RenewableUK, has replied to comments made in the media by Chairman of the Committee on Climate Change, Lord Deben, criticising his assessment of the role onshore wind energy is playing and will play in the effort to reach the country’s 2020 renewable energy targets. 

In an article published on Wednesday in The Times, Lord Deben is quoted as follows;

I’m happy that we have already got enough onshore wind to 2020 to meet that part of the portfolio

RenewableUK, however, believe that onshore wind such as wind turbines from C&F Green Energy may be needed to make up for possible shortfalls in other parts of the energy mix if the country is to meet its legally-binding target of generating 15% of all the country’s energy from renewable energy sources.

“Onshore wind such as C&F wind turbines is the cheapest form of renewable power we have, so we’d expect the CCC to continue to champion it at every opportunity,” said RenewableUK’s Deputy Chief Executive Maf Smith. “Public support for onshore wind C&F wind turbines such as  has reached a record high of 70% according to official Government figures, so the Committee on Climate Change will want to remain in step with the majority of the British public, who strongly support our transition from fossil fuels to clean sources.”

wind turbines england


In their press release in response to Lord Deben’s claims, RenewableUK make note of several reasons the UK cannot simply give up on pushing onshore wind forward, further calling for the Committee on Climate Change to make clear their support for onshore wind through and into the 2020s.

RenewableUK note that, not only is there the possibility that some of the onshore wind projects currently in the pipeline will drop away — approximately 10%, according to figures provided by the trade group — but to meet the promised-increase in production of heat and fuel for transport from renewables there will be a need to rely on cheaper and more efficient forms of renewable energy — like onshore wind and the new Hydrogen system being developed by Clean Power Solutions.

Lord Deben stated that “It is likely that onshore wind will continue to play a part in our renewables after 2020, but it is not a decision we have to make now, and there are circumstances in which it might not.

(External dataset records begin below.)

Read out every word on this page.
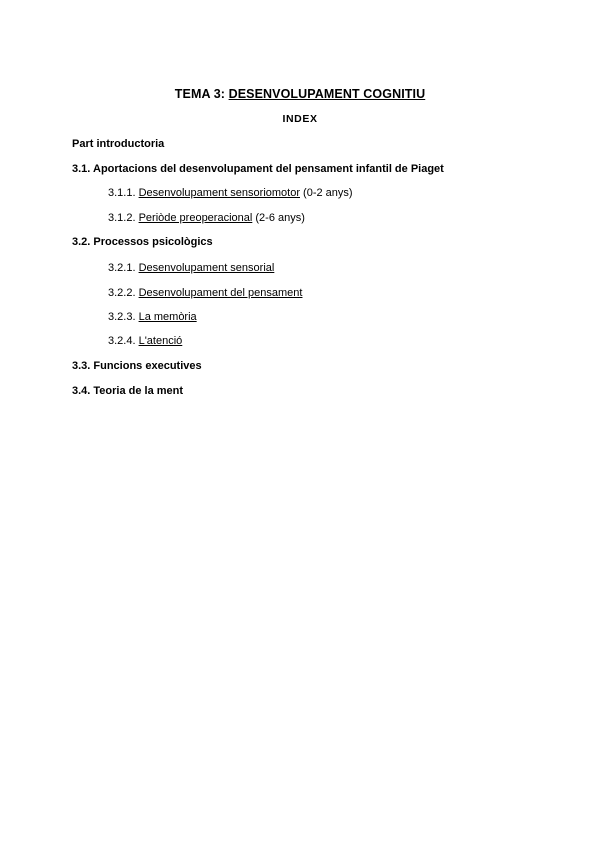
TEMA 3: DESENVOLUPAMENT COGNITIU
INDEX
Part introductoria
3.1. Aportacions del desenvolupament del pensament infantil de Piaget
3.1.1. Desenvolupament sensoriomotor (0-2 anys)
3.1.2. Periòde preoperacional (2-6 anys)
3.2. Processos psicològics
3.2.1. Desenvolupament sensorial
3.2.2. Desenvolupament del pensament
3.2.3. La memòria
3.2.4. L'atenció
3.3. Funcions executives
3.4. Teoria de la ment
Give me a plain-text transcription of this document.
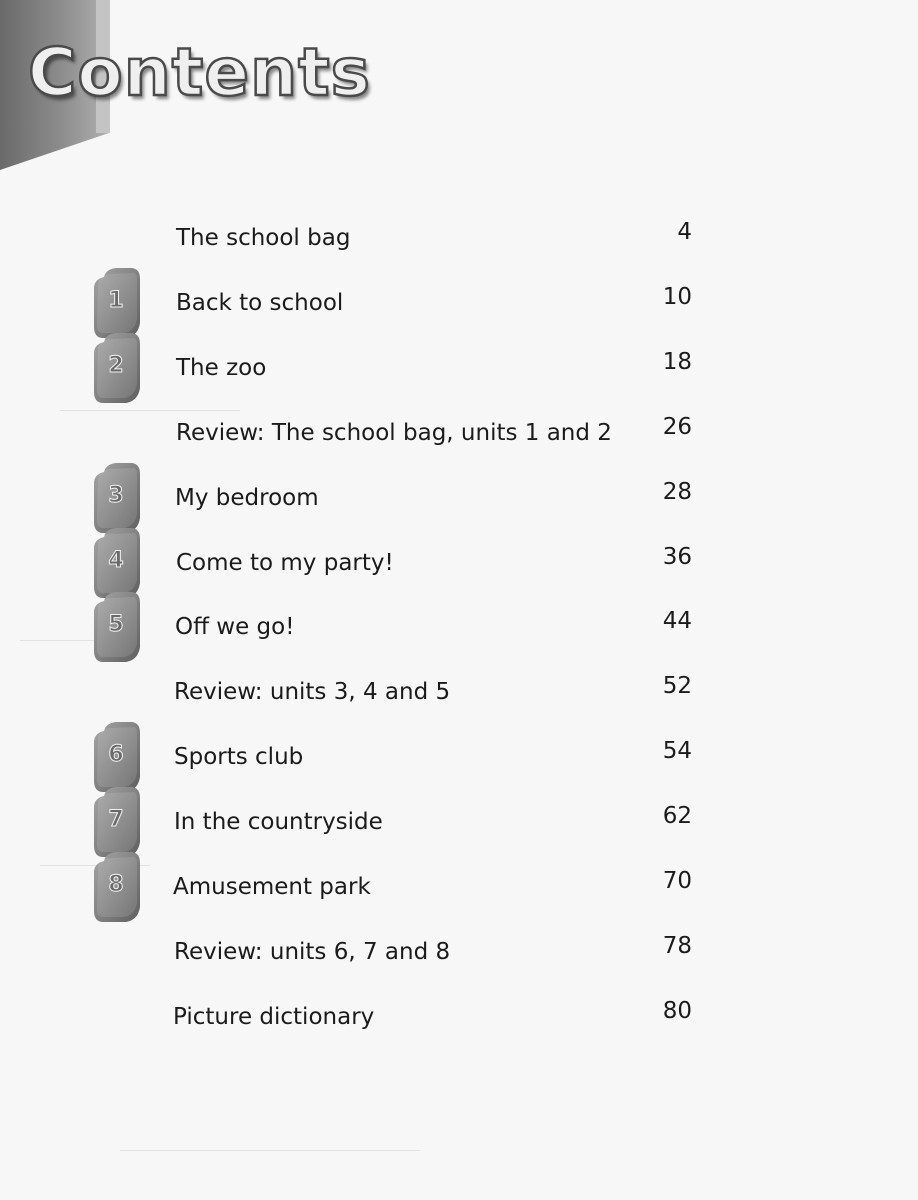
Contents
The school bag	4
1	Back to school	10
2	The zoo	18
Review: The school bag, units 1 and 2	26
3	My bedroom	28
4	Come to my party!	36
5	Off we go!	44
Review: units 3, 4 and 5	52
6	Sports club	54
7	In the countryside	62
8	Amusement park	70
Review: units 6, 7 and 8	78
Picture dictionary	80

The public will decide what the balance is.”

Such governmental indecision is not only unhelpful to the overall push of renewable energy production in a country, but creates havoc in an industry that relies on mid- to long-term contracts and promises. Calling for the Committee on Climate Change to support onshore wind as a valuable and prioritised energy producer into the next decade is going to be vital if the wind industry is to succeed and meet the current goals, as well as future long-term goals.

67 Percent of Consumers Would Pay More for Clean Energy Such As C&F Wind Turbines From C&F Green Energy

67 Percent of Consumers Would Pay More for Clean Energy Such As C&F Wind Turbines From C&F Green Energy

When the Smart Grid Consumer Collaborative first conducted a survey in 2011 asking participants whether they had heard the terms “smart grid” or “smart meter,” only about half said yes.

Two years later, not much has changed. In the fourth iteration of the group’s annual survey of consumers seeking to assess to understand what participants know and how they feel about grid modernization, the numbers have essentially flat lined.

At first glance, the numbers may seem dismal. But the Consumer Pulse Survey has repeatedly found that when participants are familiar with the concepts of smart grid, smart meters and dynamic pricing, their feelings are generally favourable.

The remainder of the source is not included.